Peter S. Greenleaf, CEO

No. And just to clarify that the pediatric trial work that we're doing was part of the original filing, but was not an extension body of work. So the July 2028 worst-case scenario is not inclusive of 6 months of pediatric exclusivity, Doug. No, no changes. We still have patents going all the way out to 2037. We still have our method of use patents, and we continue to do more work around both patents and other work in the company to ensure the longevity of LUPKYNIS. I would just reinforce that the longevity of this asset to us is paramount and it comes to defending the IP that we have around the compound, and it's a priority for the company. So we'll update you when we have more to talk about. But as you know, the legal process on ANDA filings and the subsequent patent infringement lawsuits is pretty protracted. So I wouldn't expect to hear weekly updates from us.

Douglas Miehm, Analyst

Okay. Second question just has to do with the buyback, and you're aggressive there. There's an obvious opportunity today.
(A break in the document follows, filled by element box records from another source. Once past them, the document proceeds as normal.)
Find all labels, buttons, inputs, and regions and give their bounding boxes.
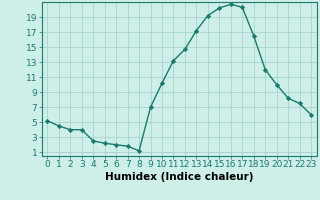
X-axis label: Humidex (Indice chaleur): Humidex (Indice chaleur) (105, 172, 253, 182)
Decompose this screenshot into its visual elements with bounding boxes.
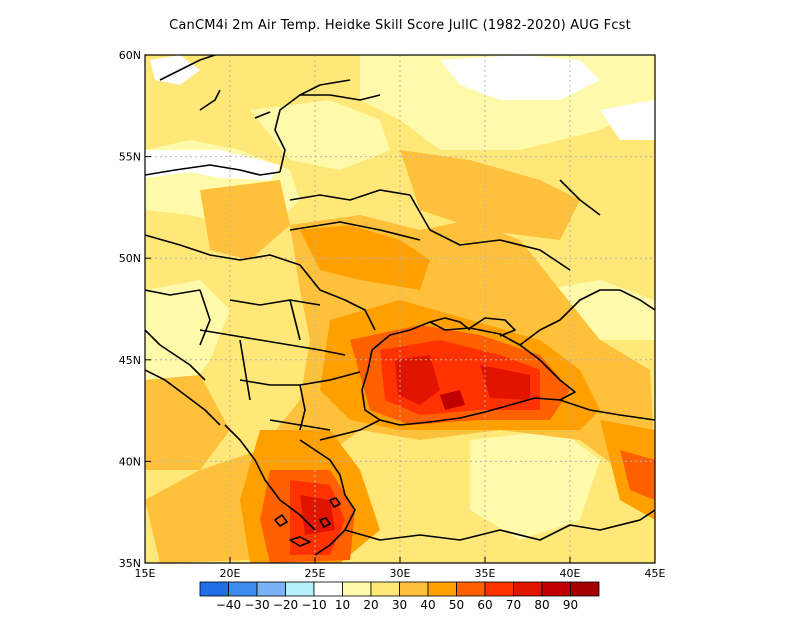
lon-tick-label: 45E	[645, 567, 666, 580]
colorbar-label: 40	[420, 598, 435, 612]
longitude-axis: 15E 20E 25E 30E 35E 40E 45E	[135, 557, 666, 580]
colorbar-label: −10	[301, 598, 326, 612]
colorbar-swatch	[513, 581, 543, 597]
lon-tick-label: 20E	[220, 567, 241, 580]
colorbar: −40 −30 −20 −10 10 20 30 40 50 60 70 80 90	[199, 581, 600, 612]
colorbar-swatch	[285, 581, 315, 597]
coastlines-and-borders	[145, 55, 655, 556]
latitude-axis: 35N 40N 45N 50N 55N 60N	[119, 49, 151, 570]
lat-tick-label: 50N	[119, 252, 141, 265]
colorbar-label: −30	[244, 598, 269, 612]
colorbar-label: 70	[506, 598, 521, 612]
colorbar-swatch	[313, 581, 343, 597]
colorbar-swatch	[456, 581, 486, 597]
lat-tick-label: 55N	[119, 151, 141, 164]
colorbar-label: 10	[335, 598, 350, 612]
colorbar-swatch	[342, 581, 372, 597]
colorbar-swatch	[399, 581, 429, 597]
lat-tick-label: 35N	[119, 557, 141, 570]
lon-tick-label: 30E	[390, 567, 411, 580]
lon-tick-label: 40E	[560, 567, 581, 580]
colorbar-label: 80	[534, 598, 549, 612]
lon-tick-label: 25E	[305, 567, 326, 580]
lat-tick-label: 60N	[119, 49, 141, 62]
colorbar-label: 30	[392, 598, 407, 612]
colorbar-swatch	[484, 581, 514, 597]
lon-tick-label: 35E	[475, 567, 496, 580]
colorbar-swatch	[541, 581, 571, 597]
colorbar-swatch	[427, 581, 457, 597]
lat-tick-label: 40N	[119, 455, 141, 468]
colorbar-label: −20	[273, 598, 298, 612]
colorbar-swatch	[256, 581, 286, 597]
colorbar-swatch	[228, 581, 258, 597]
colorbar-label: 90	[563, 598, 578, 612]
colorbar-label: 50	[449, 598, 464, 612]
colorbar-label: −40	[216, 598, 241, 612]
lat-tick-label: 45N	[119, 354, 141, 367]
colorbar-swatch	[570, 581, 600, 597]
colorbar-label: 20	[363, 598, 378, 612]
colorbar-swatch	[199, 581, 229, 597]
map-title: CanCM4i 2m Air Temp. Heidke Skill Score …	[169, 18, 631, 33]
shaded-field	[145, 55, 655, 563]
colorbar-label: 60	[477, 598, 492, 612]
colorbar-swatch	[370, 581, 400, 597]
lon-tick-label: 15E	[135, 567, 156, 580]
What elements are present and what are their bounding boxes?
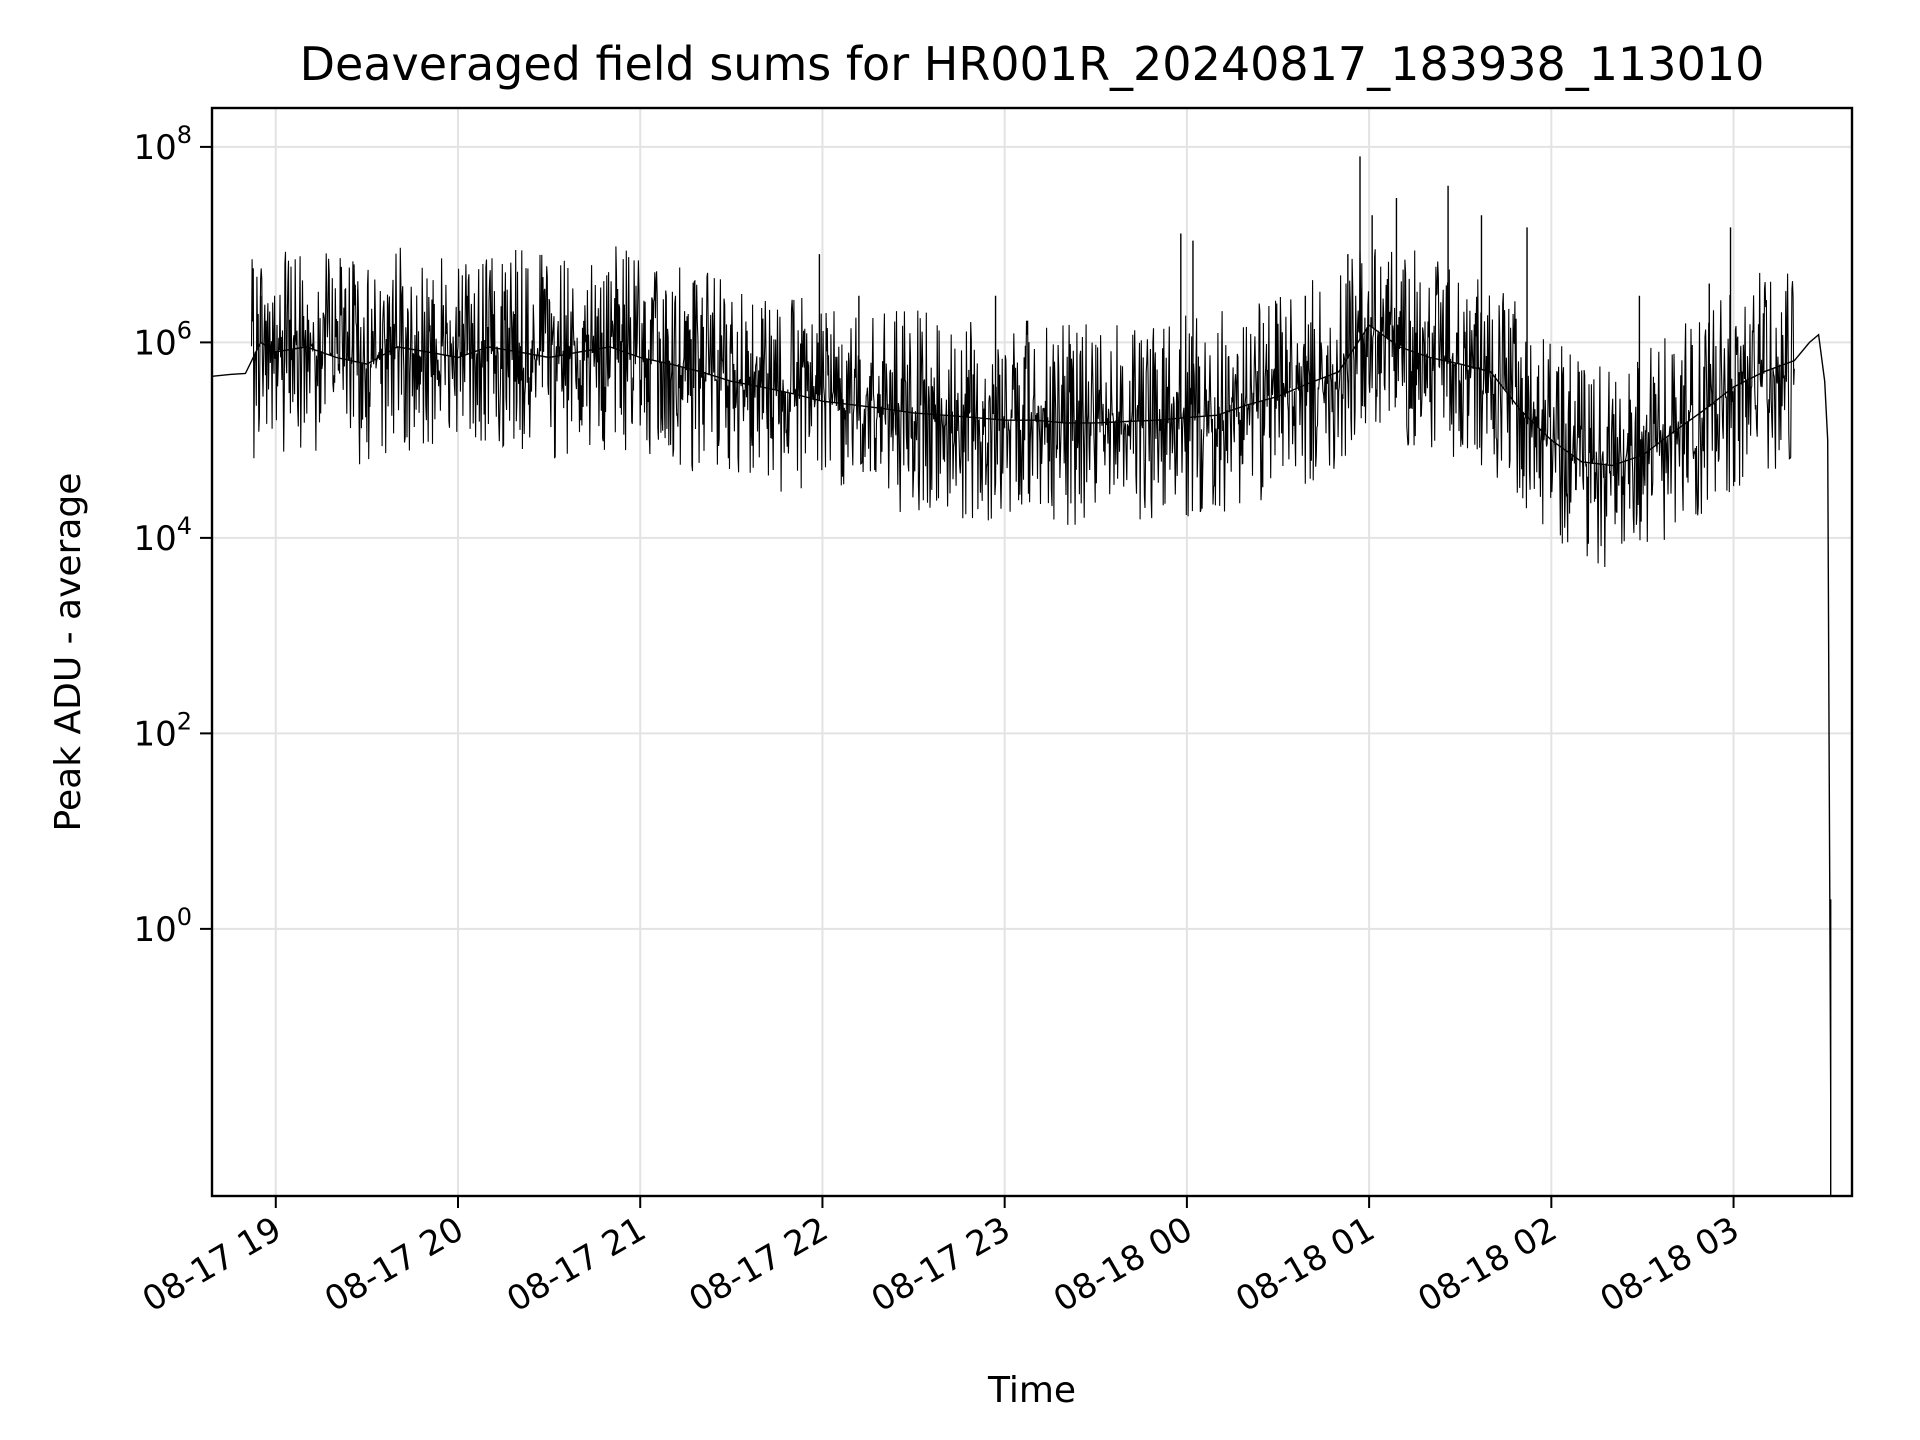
y-tick-label: 106: [133, 316, 192, 363]
x-axis-label: Time: [987, 1370, 1076, 1411]
x-tick-label: 08-18 03: [1594, 1209, 1746, 1320]
y-tick-label: 102: [133, 707, 192, 754]
y-tick-label: 104: [133, 512, 192, 559]
x-tick-label: 08-18 01: [1229, 1209, 1381, 1320]
x-tick-label: 08-18 02: [1411, 1209, 1563, 1320]
x-tick-label: 08-17 23: [865, 1209, 1017, 1320]
y-axis: 100 102 104 106 108: [133, 121, 212, 950]
x-tick-label: 08-17 20: [318, 1209, 470, 1320]
grid: [212, 108, 1852, 1196]
y-axis-label: Peak ADU - average: [48, 473, 89, 832]
plot-frame: [210, 106, 1854, 1198]
x-tick-label: 08-17 19: [136, 1209, 288, 1320]
x-axis: 08-17 19 08-17 20 08-17 21 08-17 22 08-17 23…: [136, 1196, 1746, 1320]
series-layer: [212, 156, 1832, 1195]
chart-title: Deaveraged field sums for HR001R_2024081…: [300, 37, 1765, 91]
x-tick-label: 08-17 21: [500, 1209, 652, 1320]
y-tick-label: 100: [133, 903, 192, 950]
x-tick-label: 08-17 22: [683, 1209, 835, 1320]
series-fluctuation: [250, 246, 1795, 568]
x-tick-label: 08-18 00: [1047, 1209, 1199, 1320]
y-tick-label: 108: [133, 121, 192, 168]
As we think about the future, though, given the amount that you're likely to spend on the R&D side being it's going to increase probably fairly materially, will we think that we could see scaled back buybacks as we think about beyond 2025? I'll leave it there.

Peter S. Greenleaf, CEO

Doug, as we've said, it's up to the Board's discretion as to how they deploy that cash. Obviously, management gives input to our belief as to what we should do. I wouldn't miss that LUPKYNIS continues to grow for us. And the cash flows we reported in this quarter, if you carry those forward and you carry forward continued growth of LUPKYNIS, the amount of cash flow from operations becomes fairly significant. Now we're not giving long-term or even mid- to short-term guidance on cash flows, but you can do the math. And I think it gives us a very unique position as a biotech company in this space to pay our bills. We have cash on our balance sheet. We have cash flows from operations, so we can pay for the things we want to do, continue to drive LUPKYNIS and develop our pipeline and we have the unique ability to either collect more cash on our balance sheet and grow that over time or deploy it towards buying back shares, which is positive for all shareholders. So while we're not giving anything for '26, and I don't disagree that, obviously, your R&D expenses go up as you move into further clinical trials, don't miss the fact that if LUPKYNIS, which we fully believe will continue to grow, grows, our cash flow from operations and our balance sheet are still very, very strong.

Operator, Operator

Thank you and this concludes we have reached the end of the question-and-answer session. And this also concludes today's conference, and you may disconnect your lines at this time. We thank you for your participation, and have a great day.